Brian finally shifted his weight to rise up on one elbow over her. His face was ashen, his green eyes wide, and his lips parted as
he panted, trying to get his breath back, but the corner of his mouth quirked into a smile that was a pale echo of his usual humor. “You know, if I was into women, this could be embarrassing.” But his eyes went serious as he looked at the frothing waters. “I thought it was game over for a few seconds there.”
Meg reached up to squeeze his shoulder. “Me too. I wasn’t going to accept that.”
“No, you weren’t.” He dropped a kiss on her forehead.
“Thanks, pal. Not quite sure how to pay you back for that.”
“No payment required. How many times have you saved my ass? The house collapse in Virginia Beach comes to mind, just to start. But if you’re done manhandling me”—she gave him a playful, but gentle shove—“how about you get off me?”
It took a few seconds of careful maneuvering to ensure that neither of them ended up in the water, but then they were both on their feet.
Looking across the chasm, Meg took in Hawk, still lying on the boards as commanded, and gave him the hand gesture to follow along with them. “Hawk, up. Let’s go.”
Keeping her eyes on her dog and one hand gripping the railing periodically, they made their way to the platform and Meg’s bag. Once on the wider area of safety, Brian sank down to his knees, his hands braced on the planks on either side of them, his head bowed, and just breathed.
Meg rubbed her palm over his shoulder. “You okay?”
Brian tipped his head back to squint at her. “Yeah, just taking a minute. My legs need to warm up a bit. They’re clumsy from the cold.”
“Clumsy is the last thing we need up here.” Meg knelt down beside him, unsnapped the clasp of his bag over his chest, and slid it off. Digging through it, she found one of his energy bars, unwrapped it, and handed it to him. “Eat this, and take a few minutes. The shooter is so far ahead of us that a few more minutes won’t make a difference.

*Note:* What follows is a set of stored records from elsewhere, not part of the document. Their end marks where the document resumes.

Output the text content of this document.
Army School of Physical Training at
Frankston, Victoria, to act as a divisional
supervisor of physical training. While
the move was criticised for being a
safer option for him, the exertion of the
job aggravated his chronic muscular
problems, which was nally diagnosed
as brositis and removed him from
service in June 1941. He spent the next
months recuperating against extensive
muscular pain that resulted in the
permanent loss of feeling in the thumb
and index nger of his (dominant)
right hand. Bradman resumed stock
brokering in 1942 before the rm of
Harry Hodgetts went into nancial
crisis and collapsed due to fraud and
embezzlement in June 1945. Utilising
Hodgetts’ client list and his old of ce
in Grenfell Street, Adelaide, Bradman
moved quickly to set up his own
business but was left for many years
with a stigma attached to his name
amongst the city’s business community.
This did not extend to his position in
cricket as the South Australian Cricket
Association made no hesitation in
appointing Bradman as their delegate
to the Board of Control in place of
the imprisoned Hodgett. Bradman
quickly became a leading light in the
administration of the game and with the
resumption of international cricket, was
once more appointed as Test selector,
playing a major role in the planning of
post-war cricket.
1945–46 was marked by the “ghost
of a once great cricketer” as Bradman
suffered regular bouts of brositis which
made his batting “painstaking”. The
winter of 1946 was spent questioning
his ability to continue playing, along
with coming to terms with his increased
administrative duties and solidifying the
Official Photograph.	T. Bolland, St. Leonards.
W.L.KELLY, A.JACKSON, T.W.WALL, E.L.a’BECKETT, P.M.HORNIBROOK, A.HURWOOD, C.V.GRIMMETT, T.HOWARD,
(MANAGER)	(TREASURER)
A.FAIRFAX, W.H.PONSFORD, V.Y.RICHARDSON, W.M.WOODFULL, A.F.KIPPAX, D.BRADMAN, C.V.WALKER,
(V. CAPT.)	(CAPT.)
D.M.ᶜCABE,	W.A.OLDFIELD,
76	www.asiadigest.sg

Cold, weak legs will be a hazard, and we’re not doing that again.” Meg dove back into the bag, found Lacey’s high-energy treats, and gave her a handful, then did the same for Hawk out of her own bag. She grabbed an energy bar and peered down the flume as she ate. “We must only have another mile or so to go. If he went all the way to the power station and was through before Hastings could get men there, it’s going to be a whole lot easier for him to lose us.”